Davis emphasized that an abusive relationship’s root cause remains the same, regardless of who’s in what position.
“Unhealthy and abusive relationships are motivated by the need for power and control – all domestic violence, all sexual violence, intimate partner violence,” she said. “There’s constant accusations, there’s isolation, there’s pressure, manipulation, shifting of blame to the victim.”
She explained that by understanding this common denominator between abusive relationships, the situation’s severity becomes greater than misplaced anger.
“Sexual assault is not about sex. Sex is the tool being used to gain power and control over somebody else,” she said. “Abusive relationships aren’t about love. Those abusive tactics the jealousy, the isolation, the control that’s not about love. It’s about ‘I am using this as a tool to feel powerful and to feel like I’m in control.’”
Davis said an abuser’s volatile behavior is perpetuated when they feel their power is being threatened, which is why one of the most dangerous times for a victim is when they’re trying to leave or have already left to seek help.
The addition of children can make this shift in control seem more significant to an abuser, which Davis connects to a higher homicide rate among pregnant and postpartum women in violent relationships.
“They think, ‘I’m the center of the universe. I’m the center of the family. I’m who everything is meant to revolve around. I want the power control. I don’t want to share it with this baby,’” she said.

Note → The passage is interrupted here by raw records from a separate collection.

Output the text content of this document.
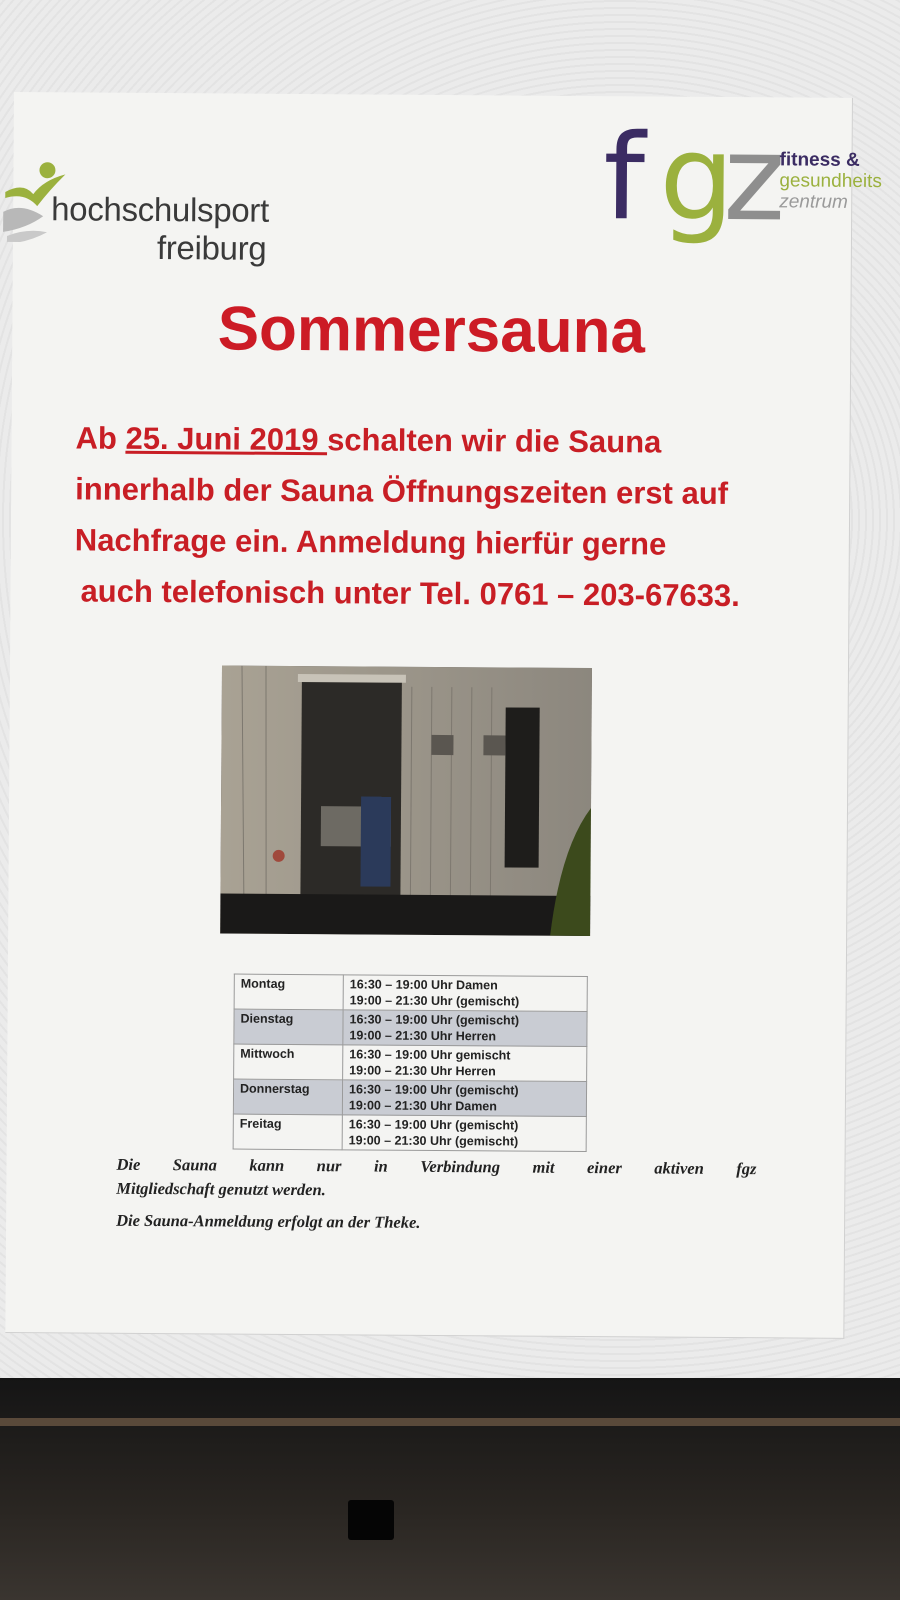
hochschulsport
freiburg
f g
z fitness &
gesundheits
zentrum
Sommersauna
Ab 25. Juni 2019 schalten wir die Sauna
innerhalb der Sauna Öffnungszeiten erst auf
Nachfrage ein. Anmeldung hierfür gerne
auch telefonisch unter Tel. 0761 – 203-67633.
Montag	16:30 – 19:00 Uhr Damen
19:00 – 21:30 Uhr (gemischt)

Dienstag	16:30 – 19:00 Uhr (gemischt)
19:00 – 21:30 Uhr Herren

Mittwoch	16:30 – 19:00 Uhr gemischt
19:00 – 21:30 Uhr Herren

Donnerstag	16:30 – 19:00 Uhr (gemischt)
19:00 – 21:30 Uhr Damen

Freitag	16:30 – 19:00 Uhr (gemischt)
19:00 – 21:30 Uhr (gemischt)
Die Sauna kann nur in Verbindung mit einer aktiven fgz
Mitgliedschaft genutzt werden.
Die Sauna-Anmeldung erfolgt an der Theke.
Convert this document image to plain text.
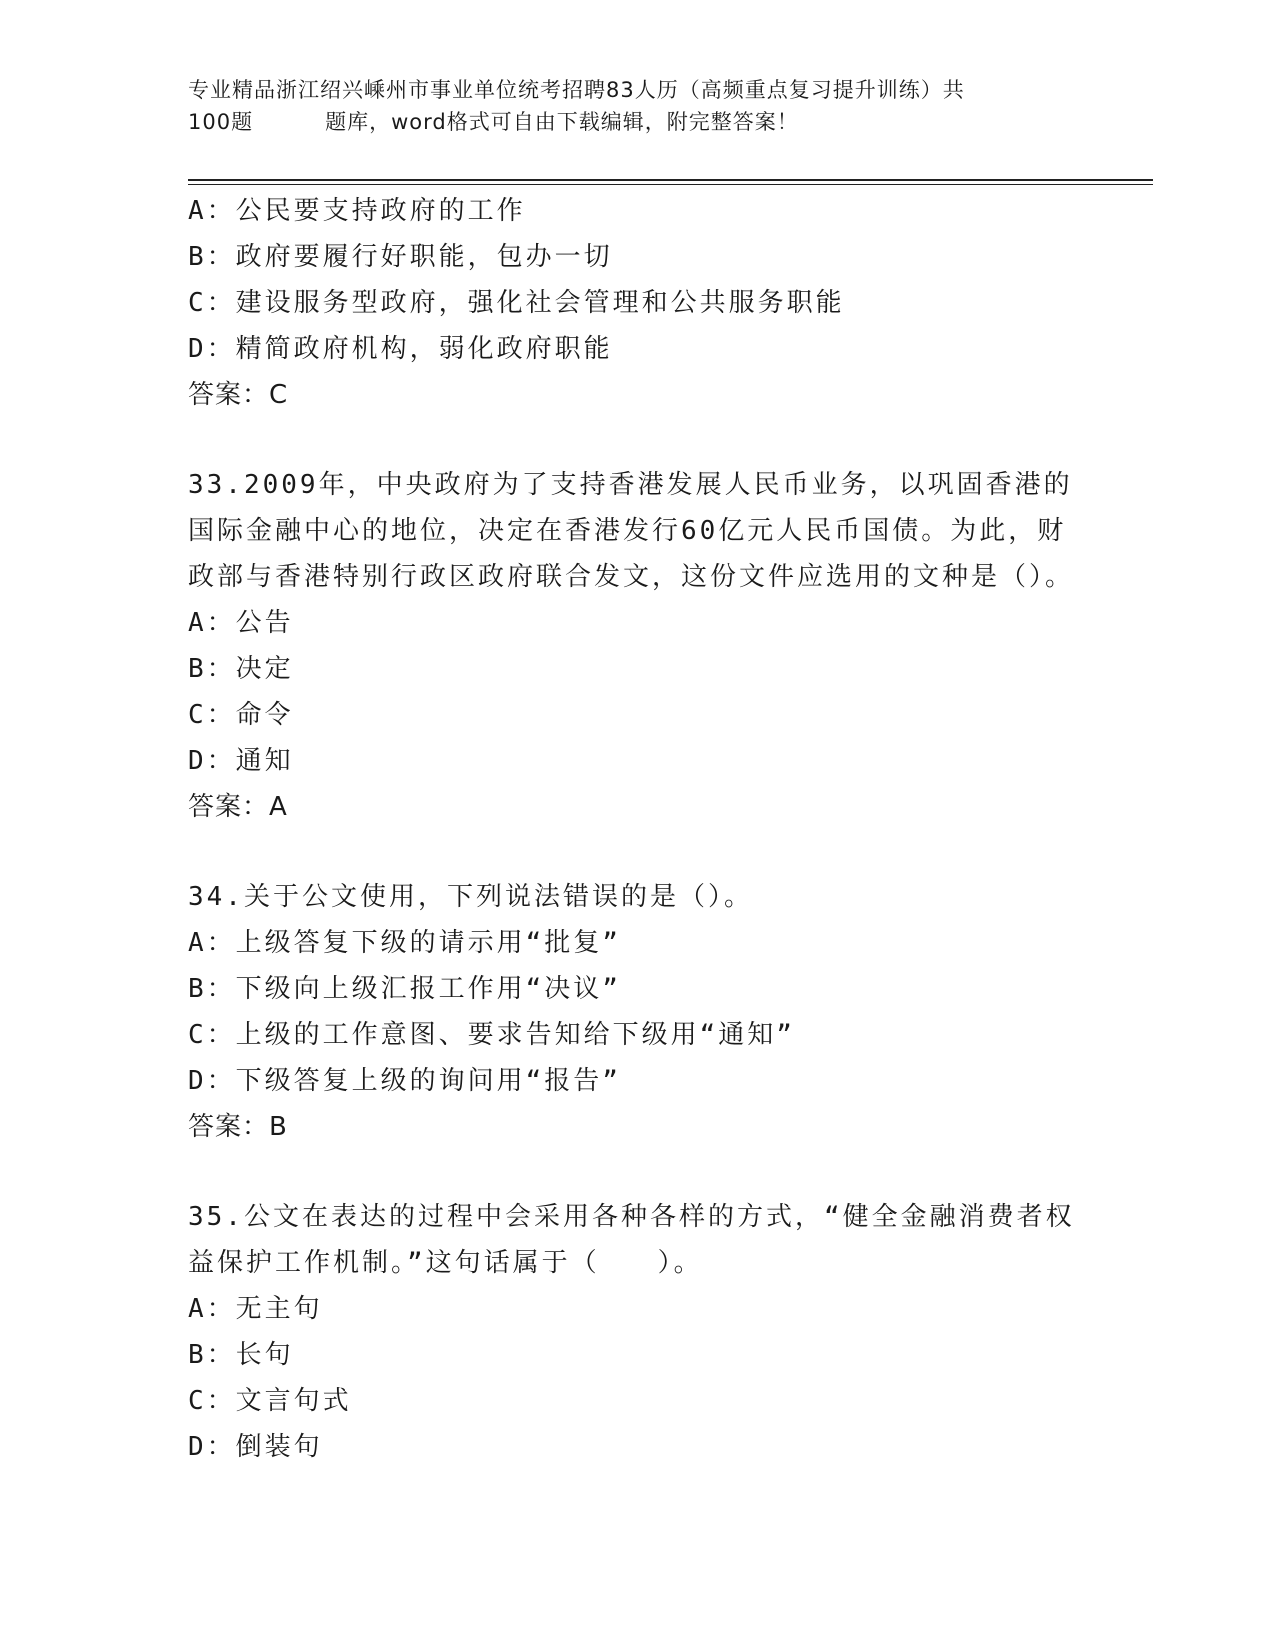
专业精品浙江绍兴嵊州市事业单位统考招聘83人历（高频重点复习提升训练）共
100题	题库，word格式可自由下载编辑，附完整答案！
A：公民要支持政府的工作
B：政府要履行好职能，包办一切
C：建设服务型政府，强化社会管理和公共服务职能
D：精简政府机构，弱化政府职能
答案：C
33.2009年，中央政府为了支持香港发展人民币业务，以巩固香港的国际金融中心的地位，决定在香港发行60亿元人民币国债。为此，财政部与香港特别行政区政府联合发文，这份文件应选用的文种是（）。
A：公告
B：决定
C：命令
D：通知
答案：A
34.关于公文使用，下列说法错误的是（）。
A：上级答复下级的请示用“批复”
B：下级向上级汇报工作用“决议”
C：上级的工作意图、要求告知给下级用“通知”
D：下级答复上级的询问用“报告”
答案：B
35.公文在表达的过程中会采用各种各样的方式，“健全金融消费者权益保护工作机制。”这句话属于（　　）。
A：无主句
B：长句
C：文言句式
D：倒装句
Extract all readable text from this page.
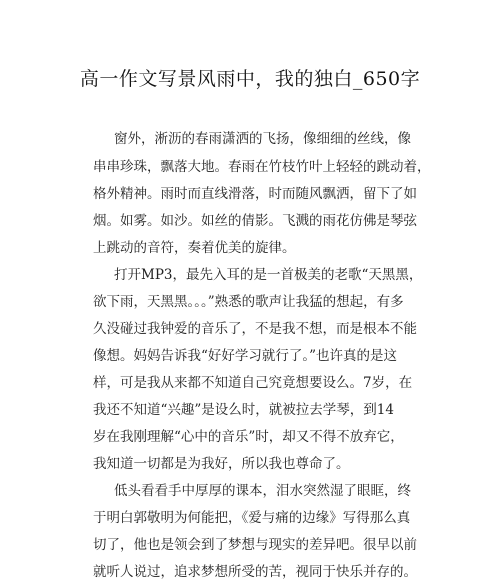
高一作文写景风雨中，我的独白_650字
窗外，淅沥的春雨潇洒的飞扬，像细细的丝线，像
串串珍珠，飘落大地。春雨在竹枝竹叶上轻轻的跳动着，
格外精神。雨时而直线滑落，时而随风飘洒，留下了如
烟。如雾。如沙。如丝的倩影。飞溅的雨花仿佛是琴弦
上跳动的音符，奏着优美的旋律。
打开MP3，最先入耳的是一首极美的老歌“天黑黑，
欲下雨，天黑黑。。。”熟悉的歌声让我猛的想起，有多
久没碰过我钟爱的音乐了，不是我不想，而是根本不能
像想。妈妈告诉我“好好学习就行了。”也许真的是这
样，可是我从来都不知道自己究竟想要设么。7岁，在
我还不知道“兴趣”是设么时，就被拉去学琴，到14
岁在我刚理解“心中的音乐”时，却又不得不放弃它，
我知道一切都是为我好，所以我也尊命了。
低头看看手中厚厚的课本，泪水突然湿了眼眶，终
于明白郭敬明为何能把，《爱与痛的边缘》写得那么真
切了，他也是领会到了梦想与现实的差异吧。很早以前
就听人说过，追求梦想所受的苦，视同于快乐并存的。
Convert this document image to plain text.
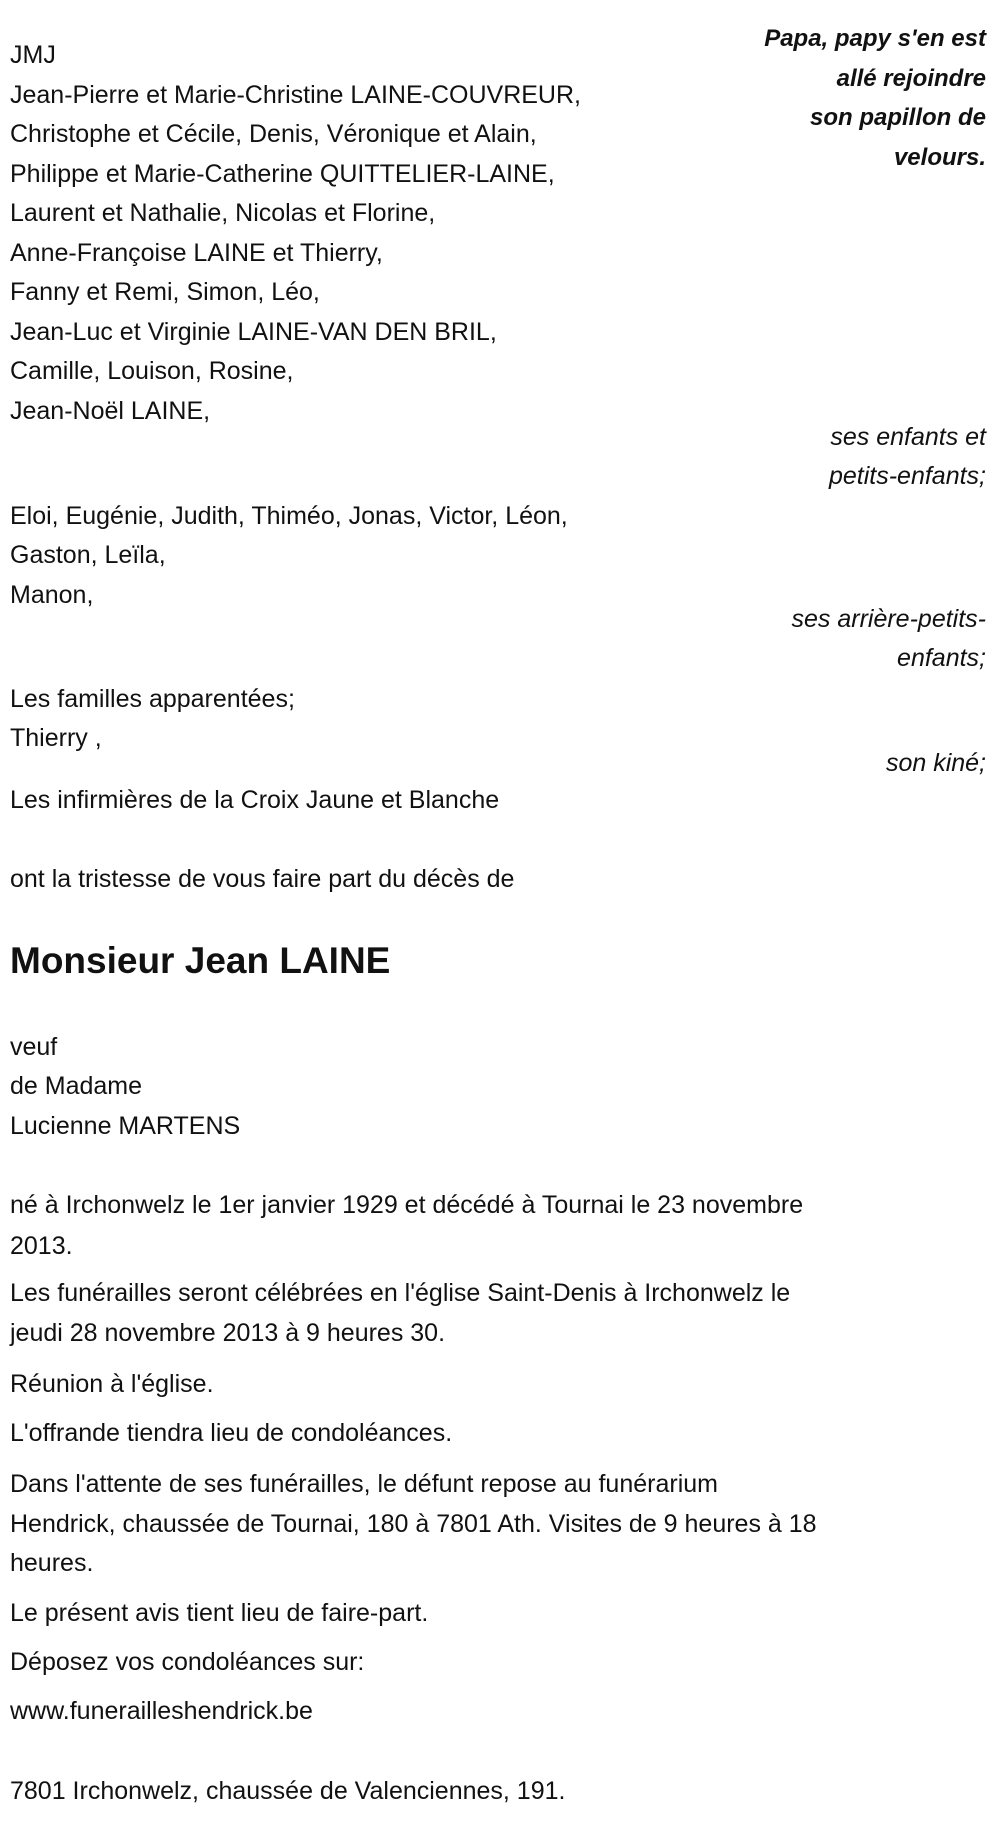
Papa, papy s'en est
allé rejoindre
son papillon de
velours.
JMJ
Jean-Pierre et Marie-Christine LAINE-COUVREUR,
Christophe et Cécile, Denis, Véronique et Alain,
Philippe et Marie-Catherine QUITTELIER-LAINE,
Laurent et Nathalie, Nicolas et Florine,
Anne-Françoise LAINE et Thierry,
Fanny et Remi, Simon, Léo,
Jean-Luc et Virginie LAINE-VAN DEN BRIL,
Camille, Louison, Rosine,
Jean-Noël LAINE,
ses enfants et
petits-enfants;
Eloi, Eugénie, Judith, Thiméo, Jonas, Victor, Léon,
Gaston, Leïla,
Manon,
ses arrière-petits-
enfants;
Les familles apparentées;
Thierry ,
son kiné;
Les infirmières de la Croix Jaune et Blanche
ont la tristesse de vous faire part du décès de
Monsieur Jean LAINE
veuf
de Madame
Lucienne MARTENS
né à Irchonwelz le 1er janvier 1929 et décédé à Tournai le 23 novembre
2013.
Les funérailles seront célébrées en l'église Saint-Denis à Irchonwelz le
jeudi 28 novembre 2013 à 9 heures 30.
Réunion à l'église.
L'offrande tiendra lieu de condoléances.
Dans l'attente de ses funérailles, le défunt repose au funérarium
Hendrick, chaussée de Tournai, 180 à 7801 Ath. Visites de 9 heures à 18
heures.
Le présent avis tient lieu de faire-part.
Déposez vos condoléances sur:
www.funerailleshendrick.be
7801 Irchonwelz, chaussée de Valenciennes, 191.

The presentation included signs to look out for, such as multiple bruises or injuries at different healing stages, changes in social tendencies and shifts in personality.
It also encouraged attendees to speak up and speak out, regardless of how well they know the person they suspect may need help.
“It’s always OK to talk to people about it. It’s not something that needs to be secretive or kept quiet. We always recommend people ask open questions and show support,” she said. “We start by believing them, reminding them you do have a voice. Your power and control has not been taken away from you. It feels like it has, and that’s what the abuser wants, but you have a voice and you have options.”
Student and domestic violence survivor Ruth Bell said when determining how to best support a victim, being sensitive and available goes further without adding additional stress.
“Don’t offer words as much, because there’s probably a lot of shame that person is already walking in. Just have the sensitivity of understanding [the victim’s] position in that relationship,” she said. “Thinking about all of those details can keep people in a frozen frame of mind.”
Bell described how her past shaped her approach to teaching her six daughters about relationship expectations and the early signs of danger.
“It was always an open-door conversation in regards to relationships, dating, boundaries, signs to look out for,” she said. “There are escapes. Thinking about all of those details can keep people in a frozen frame of mind.”
Domestic violence survivor Jill Strehl described her husband’s abuse, which spanned over 25 years, including threatening to kill her for money she had inherited.
“[My daughter] told me one time her first memory as a very young child was [her dad] throwing the lamp at me, and my first reaction was, ‘Which time?’” she said.
She said these open discussions in higher education serve as proactive, preventative measures against forming damaging connections and help survivors rebuild their lives.
“You know what you’re looking at, and you know what you’re hearing, and you learn to trust yourself because everything’s been turned upside down,” she said. “You were told not to trust yourself. You were told within the relationship or the situationship that what you are feeling is not valid.”
Strehl said that for many victims, the solution is not as easy as walking away, a misconception she found belittling in her journey to freedom.
“We have to explain ourselves,” she said. “Again, we have to make excuses for this other person, and we’re just trying to survive.”